Salió Francisco con el ánimo entregado a rehacer la vida que tenía por delante, y así, como si no tuviera pelos en los dientes, escupió un ovillo de lana amarilla que se enredó en su pies volviéndolos de un terciopelo tan suave, que fue capaz durante ochenta años de enardecer los ánimos de cualquier jovencita que se cruzara por su camino.

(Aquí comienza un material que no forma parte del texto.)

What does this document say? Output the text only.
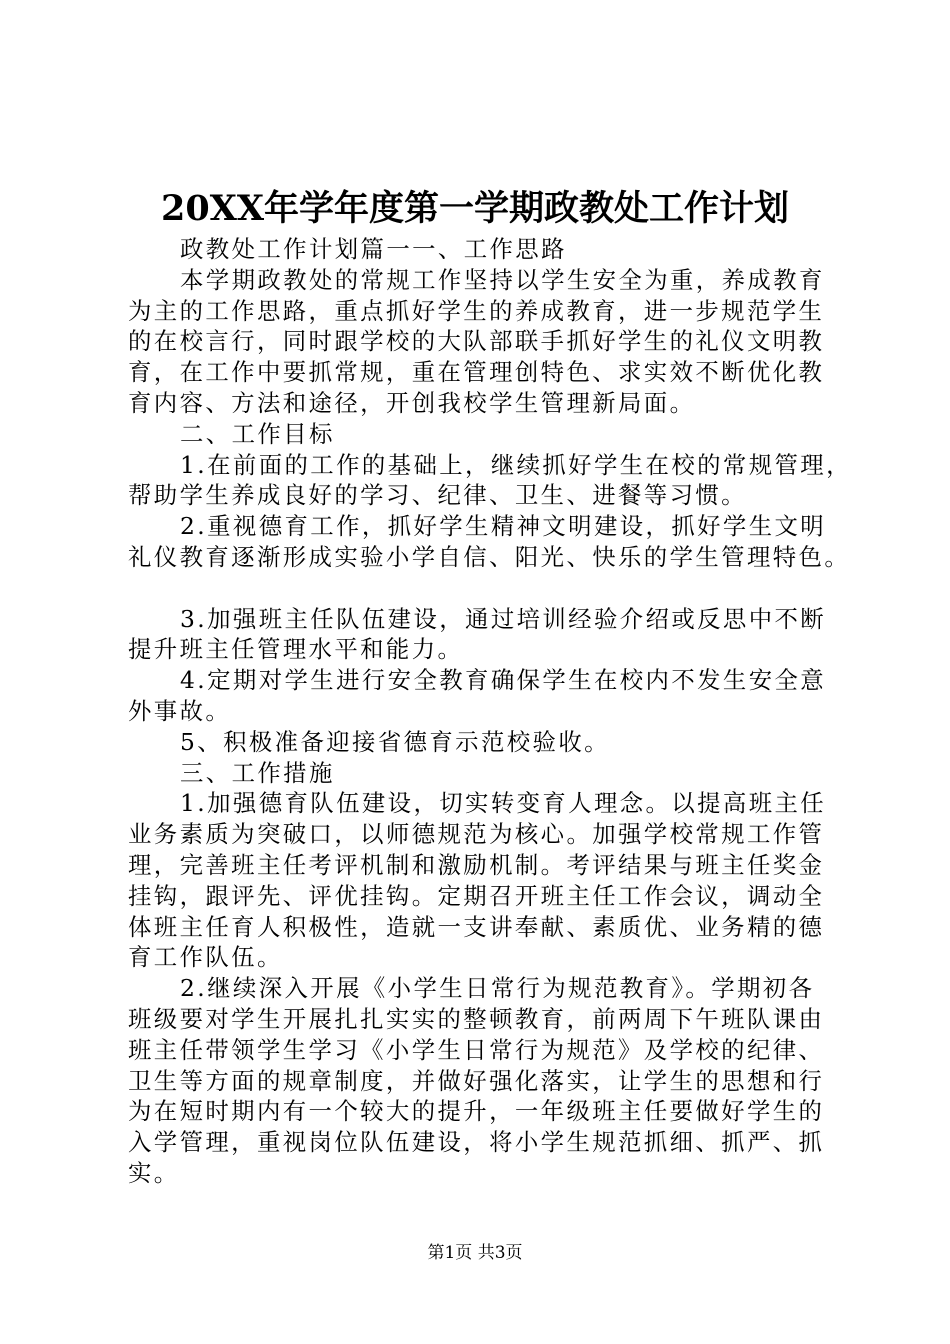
20XX年学年度第一学期政教处工作计划

政教处工作计划篇一一、工作思路

本学期政教处的常规工作坚持以学生安全为重，养成教育
为主的工作思路，重点抓好学生的养成教育，进一步规范学生
的在校言行，同时跟学校的大队部联手抓好学生的礼仪文明教
育，在工作中要抓常规，重在管理创特色、求实效不断优化教
育内容、方法和途径，开创我校学生管理新局面。

二、工作目标

1.在前面的工作的基础上，继续抓好学生在校的常规管理，
帮助学生养成良好的学习、纪律、卫生、进餐等习惯。

2.重视德育工作，抓好学生精神文明建设，抓好学生文明
礼仪教育逐渐形成实验小学自信、阳光、快乐的学生管理特色。

3.加强班主任队伍建设，通过培训经验介绍或反思中不断
提升班主任管理水平和能力。

4.定期对学生进行安全教育确保学生在校内不发生安全意
外事故。

5、积极准备迎接省德育示范校验收。

三、工作措施

1.加强德育队伍建设，切实转变育人理念。以提高班主任
业务素质为突破口，以师德规范为核心。加强学校常规工作管
理，完善班主任考评机制和激励机制。考评结果与班主任奖金
挂钩，跟评先、评优挂钩。定期召开班主任工作会议，调动全
体班主任育人积极性，造就一支讲奉献、素质优、业务精的德
育工作队伍。

2.继续深入开展《小学生日常行为规范教育》。学期初各
班级要对学生开展扎扎实实的整顿教育，前两周下午班队课由
班主任带领学生学习《小学生日常行为规范》及学校的纪律、
卫生等方面的规章制度，并做好强化落实，让学生的思想和行
为在短时期内有一个较大的提升，一年级班主任要做好学生的
入学管理，重视岗位队伍建设，将小学生规范抓细、抓严、抓
实。

第1页 共3页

Francisco poseía una existencia de ocho vidas y dos almas con las que disfrutar y cumplir su destino, y aunque Micaela iba a ser la mujer con la que tenía que maridar para obtener el permiso de estanquero, no deseaba cruzarse con nadie más, pues era de natural discreto y azafranado. Descendió las calles, seguro de que no se encontraría con nadie en tiempos de guerra, pues el hambre afloraba, y los franceses saqueaban la noble Villa de Yecla con la misma fruición con que agonizaron Cluny o la Bastilla. Eran aves de rapiña que no se detenían por nada; y él, que no era amigo de los enfrentamientos, sino de la historia, aceleró el paso para encontrarse con los veinte años, antes de que otra mujer se le cruzara por el camino y no tuviera plumas de pavo que ofrecer.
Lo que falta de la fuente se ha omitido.